Investment income increased significantly under a low base and stabilized performance. In terms of capital business, net interest income and investment income were 32.73 billion yuan and 3.878 billion yuan respectively, with a year-on-year difference of -30.9% and +721.4%, respectively. By the end of Q3, the company's purchases and resale of financial assets and debt investments were +2.8% and +22.9% respectively compared to the beginning of the year, driving interest income on financial assets by +9.2% year-on-year. The decline in net interest income was mainly due to a decrease in financial leasing income and a sharp increase in loan interest expenses.
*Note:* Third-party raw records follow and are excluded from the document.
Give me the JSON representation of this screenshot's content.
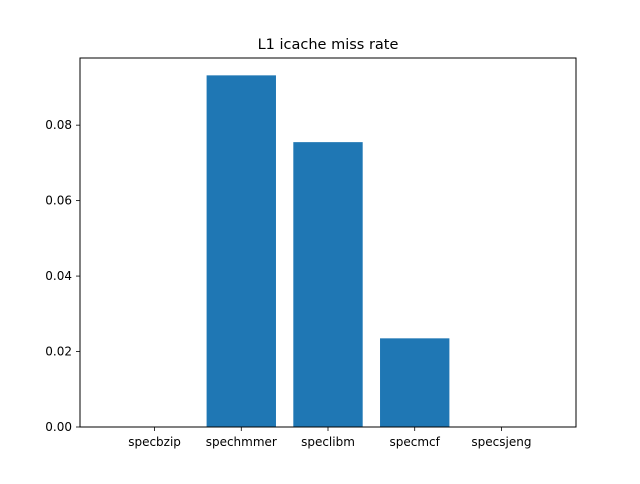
{
  "chart_data": {
    "type": "bar",
    "title": "L1 icache miss rate",
    "xlabel": "",
    "ylabel": "",
    "categories": [
      "specbzip",
      "spechmmer",
      "speclibm",
      "specmcf",
      "specsjeng"
    ],
    "values": [
      0.0,
      0.0932,
      0.0755,
      0.0235,
      0.0
    ],
    "ylim": [
      0,
      0.0978
    ],
    "yticks": [
      0.0,
      0.02,
      0.04,
      0.06,
      0.08
    ],
    "ytick_labels": [
      "0.00",
      "0.02",
      "0.04",
      "0.06",
      "0.08"
    ],
    "bar_color": "#1f77b4",
    "grid": false,
    "legend": "none"
  }
}
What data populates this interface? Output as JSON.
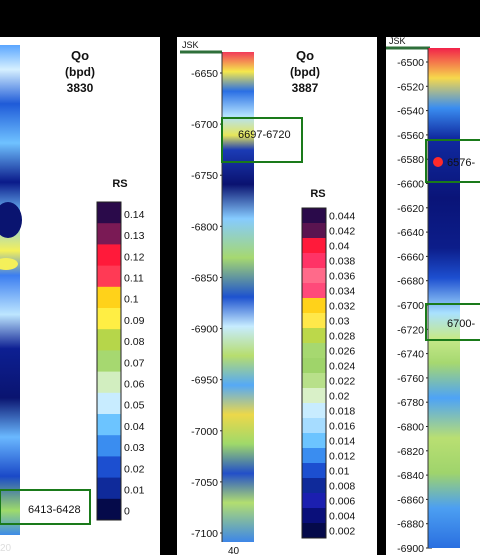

The investment business benefited from the increase in the scale of financial assets and significant improvements in capital market stability. As of the end of Q3, the company's financial assets were +3.3% compared to the beginning of the year to 283,532 billion yuan.
Haitong Securities thoroughly implements the “One Haitong” concept and deepens collaboration between “investment, finance, insurance, research” and wealth management business lines. It is expected that the Group will rely on the advantages of its integrated financial platform to support performance growth. The company's net profit for 2023-2024 is estimated to be 63.08 billion yuan and 8.380 billion yuan respectively, -3.6% and +32.9% year-on-year respectively. The PB valuation corresponding to the closing price on November 13 is 0.78 and 0.75 times, respectively, maintaining the “increased holding” rating.
Risk warning: the risk of large fluctuations in the capital market, the risk of macroeconomic downturn, the risk that the market share increase falls short of expectations, and the risk that the promotion of new business falls short of expectations.